Traduzione: Bruxelles vuole un mezzo di pagamento pubblico digitale che affianchi il cash (non lo rottami) e che riduca la dipendenza da circuiti privati,
con l’obiettivo dichiarato di aumentare autonomia strategica, sicurezza economica e resilienza dei pagamenti.
La data che conta: 2029 (ma solo se il 2026 fila liscio)
La Banca centrale europea ha messo un paletto temporale netto: se la legge europea viene chiusa nel 2026, l’istituto di Francoforte mira a essere pronto
per una possibile prima emissione nel 2029. Nel mezzo c’è un passaggio operativo cruciale: un pilota (o esercizi su scala ridotta) previsto dal 2027.
Non è un “conto alla rovescia” automatico: l’architettura normativa la fanno Parlamento e Consiglio; la decisione finale di emettere o meno spetta alla Bce.
Ma la traiettoria politica è tracciata: chiudere le regole, testare la macchina, poi – se tutto regge – accendere l’interruttore.
Online e offline: la scelta che cambia il progetto
Il mandato del Consiglio spinge per un euro digitale utilizzabile sia online sia offline. Offline significa poter pagare anche senza connessione:
utile in zone con scarsa copertura, ma soprattutto come “assicurazione” in caso di guasti, blackout o crisi dei sistemi elettronici.
È anche una scelta politica: secondo diverse ricostruzioni, in Parlamento europeo c’è chi aveva spinto per un’impostazione più radicale, centrata sull’offline-only,
per massimizzare la privacy. La linea dei governi, invece, è doppia: offline per privacy “cash-like” e resilienza, online per rendere lo strumento davvero universale
e integrabile nei flussi digitali quotidiani.

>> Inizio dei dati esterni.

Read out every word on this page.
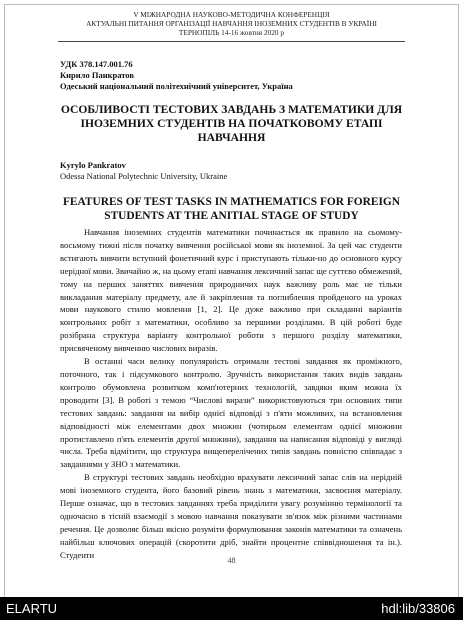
V МІЖНАРОДНА НАУКОВО-МЕТОДИЧНА КОНФЕРЕНЦІЯ
АКТУАЛЬНІ ПИТАННЯ ОРГАНІЗАЦІЇ НАВЧАННЯ ІНОЗЕМНИХ СТУДЕНТІВ В УКРАЇНІ
ТЕРНОПІЛЬ 14-16 жовтня 2020 р
УДК 378.147.001.76
Кирило Панкратов
Одеський національний політехнічний університет, Україна
ОСОБЛИВОСТІ ТЕСТОВИХ ЗАВДАНЬ З МАТЕМАТИКИ ДЛЯ
ІНОЗЕМНИХ СТУДЕНТІВ НА ПОЧАТКОВОМУ ЕТАПІ
НАВЧАННЯ
Kyrylo Pankratov
Odessa National Polytechnic University, Ukraine
FEATURES OF TEST TASKS IN MATHEMATICS FOR FOREIGN
STUDENTS AT THE ANITIAL STAGE OF STUDY

Навчання іноземних студентів математики починається як правило на сьомому-восьмому тижні після початку вивчення російської мови як іноземної. За цей час студенти встигають вивчити вступний фонетичний курс і приступають тільки-но до основного курсу нерідної мови. Звичайно ж, на цьому етапі навчання лексичний запас ще суттєво обмежений, тому на перших заняттях вивчення природничих наук важливу роль має не тільки викладання матеріалу предмету, але й закріплення та поглиблення пройденого на уроках мови наукового стилю мовлення [1, 2]. Це дуже важливо при складанні варіантів контрольних робіт з математики, особливо за першими розділами. В цій роботі буде розібрана структура варіанту контрольної роботи з першого розділу математики, присвяченому вивченню числових виразів.

В останні часи велику популярність отримали тестові завдання як проміжного, поточного, так і підсумкового контролю. Зручність використання таких видів завдань контролю обумовлена розвитком комп'ютерних технологій, завдяки яким можна їх проводити [3]. В роботі з темою “Числові вирази” використовуються три основних типи тестових завдань: завдання на вибір однієї відповіді з п'яти можливих, на встановлення відповідності між елементами двох множин (чотирьом елементам однієї множини протиставлено п'ять елементів другої множини), завдання на написання відповіді у вигляді числа. Треба відмітити, що структура вищеперелічених типів завдань повністю співпадає з завданнями у ЗНО з математики.

В структурі тестових завдань необхідно врахувати лексичний запас слів на нерідній мові іноземного студента, його базовий рівень знань з математики, засвоєння матеріалу. Перше означає, що в тестових завданнях треба приділити увагу розумінню термінології та одночасно в тісній взаємодії з мовою навчання показувати зв'язок між різними частинами речення. Це дозволяє більш якісно розуміти формулювання законів математики та означень найбільш ключових операцій (скоротити дріб, знайти процентне співвідношення та ін.). Студенти

48
ELARTU	hdl:lib/33806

Privacy: promessa alta, ma con ingegneria e regole
Sulla privacy la parola d’ordine è una: alto livello di tutela. L’obiettivo è evitare che la moneta digitale pubblica assomigli a un “pedaggio” informativo
su ogni acquisto. Nella logica europea, l’uso offline dovrebbe garantire una riservatezza molto simile al contante nelle piccole transazioni, mentre l’operatività online
richiede controlli e tracciabilità compatibili con la normativa (antiriciclaggio, antifrode, sicurezza dei sistemi).
Qui si giocherà una partita delicata: il confine tra protezione dell’utente e difesa dell’infrastruttura. I triloghi serviranno proprio a fissare la “grammatica”
tecnica e giuridica della privacy, senza trasformarla in uno slogan.
Commissioni sotto controllo: due tetti e un periodo transitorio
Uno dei punti più concreti (e più esplosivi) riguarda i costi. Nel mandato negoziale dei governi compare una struttura a due tempi:
per almeno cinque anni ci sarà un regime transitorio con tetti alle commissioni agganciati ai costi degli strumenti di pagamento comparabili;
finito il transitorio, i massimali dovrebbero essere calcolati sui costi effettivi dell’euro digitale.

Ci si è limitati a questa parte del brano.